In 2010 Zhu Wei took out the red flags from the background of his Utopia series and started to paint them independently in a way of abstract, and the texture in those paintings reminds us the focus-out method created by German contemporary master Richter. However, what Zhu Wei is looking for is the outlining methods of the drapes of ancient clothes such as "Cao’s clothes rising from the water” and "Wu’s clothes carrying the wind". "It's close to orchid leaf outlining, the representative works of which are Celestial King Delivering a Son and The Eighty-seven Immortals. Modern people dress conveniently so this kind of outlining technique is not fit for them." Zhu Wei said. He has seen some new fine brushwork made during the period of Cultural Revolution, "for example, when they are drawing the subjects of somebody inspecting some hydraulic construction site, somebody stopping the frightened horse, etc., the painters combined wire outlining and orchid leaf outlining, which made the figures excessively elegant and unsteady, as if they cannot do any labour work, and they are just a group of peasants passing by the construction site in a sleepwalking state. And the cadre who is inspecting the site is like an immortal descended to the earth, coming with clouds and fogs, staying for a short while, leaving in a minute. It's not based on reality."

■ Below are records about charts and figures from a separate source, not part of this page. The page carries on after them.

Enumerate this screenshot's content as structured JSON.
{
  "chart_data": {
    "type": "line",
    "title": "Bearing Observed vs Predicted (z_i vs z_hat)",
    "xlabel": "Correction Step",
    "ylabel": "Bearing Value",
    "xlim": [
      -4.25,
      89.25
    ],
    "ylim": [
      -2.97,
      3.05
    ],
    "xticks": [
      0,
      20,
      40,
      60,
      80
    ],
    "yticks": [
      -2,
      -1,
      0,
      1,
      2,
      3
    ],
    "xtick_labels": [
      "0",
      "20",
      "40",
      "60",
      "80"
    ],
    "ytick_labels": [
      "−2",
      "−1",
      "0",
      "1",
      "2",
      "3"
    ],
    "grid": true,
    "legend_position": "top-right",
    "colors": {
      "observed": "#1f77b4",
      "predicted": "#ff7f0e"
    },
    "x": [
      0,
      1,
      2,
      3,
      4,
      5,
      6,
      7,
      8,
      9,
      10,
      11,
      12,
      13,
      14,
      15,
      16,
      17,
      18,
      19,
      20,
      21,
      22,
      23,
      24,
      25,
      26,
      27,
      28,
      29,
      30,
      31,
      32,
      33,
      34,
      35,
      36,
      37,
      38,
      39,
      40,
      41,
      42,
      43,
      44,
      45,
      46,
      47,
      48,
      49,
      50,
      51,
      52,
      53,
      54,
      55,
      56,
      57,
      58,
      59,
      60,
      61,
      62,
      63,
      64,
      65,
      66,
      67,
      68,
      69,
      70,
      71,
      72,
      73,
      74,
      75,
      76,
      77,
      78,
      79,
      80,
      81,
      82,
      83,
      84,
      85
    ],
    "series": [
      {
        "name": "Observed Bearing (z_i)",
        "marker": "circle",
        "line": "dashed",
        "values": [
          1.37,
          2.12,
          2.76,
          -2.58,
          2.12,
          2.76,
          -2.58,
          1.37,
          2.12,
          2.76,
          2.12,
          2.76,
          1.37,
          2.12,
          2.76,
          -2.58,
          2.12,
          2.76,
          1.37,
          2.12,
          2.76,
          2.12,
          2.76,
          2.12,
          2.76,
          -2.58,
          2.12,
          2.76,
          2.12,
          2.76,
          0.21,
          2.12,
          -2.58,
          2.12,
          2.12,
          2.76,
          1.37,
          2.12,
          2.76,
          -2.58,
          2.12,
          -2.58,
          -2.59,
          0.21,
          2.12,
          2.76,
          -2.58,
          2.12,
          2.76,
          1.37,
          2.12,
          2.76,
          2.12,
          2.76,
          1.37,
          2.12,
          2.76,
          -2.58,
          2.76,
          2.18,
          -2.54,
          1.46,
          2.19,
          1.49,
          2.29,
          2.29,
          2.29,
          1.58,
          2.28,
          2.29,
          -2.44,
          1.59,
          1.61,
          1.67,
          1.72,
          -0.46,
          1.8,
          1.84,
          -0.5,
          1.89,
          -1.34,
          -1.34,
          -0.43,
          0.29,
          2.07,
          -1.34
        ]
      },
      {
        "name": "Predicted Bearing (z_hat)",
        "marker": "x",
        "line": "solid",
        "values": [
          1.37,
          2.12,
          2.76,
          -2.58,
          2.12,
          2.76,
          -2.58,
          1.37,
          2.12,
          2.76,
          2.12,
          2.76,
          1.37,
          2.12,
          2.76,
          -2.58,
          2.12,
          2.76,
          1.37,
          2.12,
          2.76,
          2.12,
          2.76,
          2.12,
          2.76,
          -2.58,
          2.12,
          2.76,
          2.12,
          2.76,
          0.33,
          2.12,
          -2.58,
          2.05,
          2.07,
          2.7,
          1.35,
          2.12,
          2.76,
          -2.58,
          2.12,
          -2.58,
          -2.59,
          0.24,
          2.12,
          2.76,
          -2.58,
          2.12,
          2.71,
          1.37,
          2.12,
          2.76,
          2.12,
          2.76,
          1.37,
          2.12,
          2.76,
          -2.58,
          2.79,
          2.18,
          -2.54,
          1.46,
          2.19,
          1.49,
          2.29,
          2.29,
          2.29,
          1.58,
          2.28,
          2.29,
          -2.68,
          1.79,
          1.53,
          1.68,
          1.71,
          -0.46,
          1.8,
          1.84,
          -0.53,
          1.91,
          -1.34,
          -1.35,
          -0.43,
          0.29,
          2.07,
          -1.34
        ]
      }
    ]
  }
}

Although the traditional outlining methods of clothes are rarely used in modern environment and motifs, "I found the red flag series is a unique symbol of our contemporary reality and living conditions. We have a so-called five thousand years of history, but until the current moment, there never was a dynasty or time as now that we are facing a same color and same image which so overwhelmingly affects millions of families and several generations."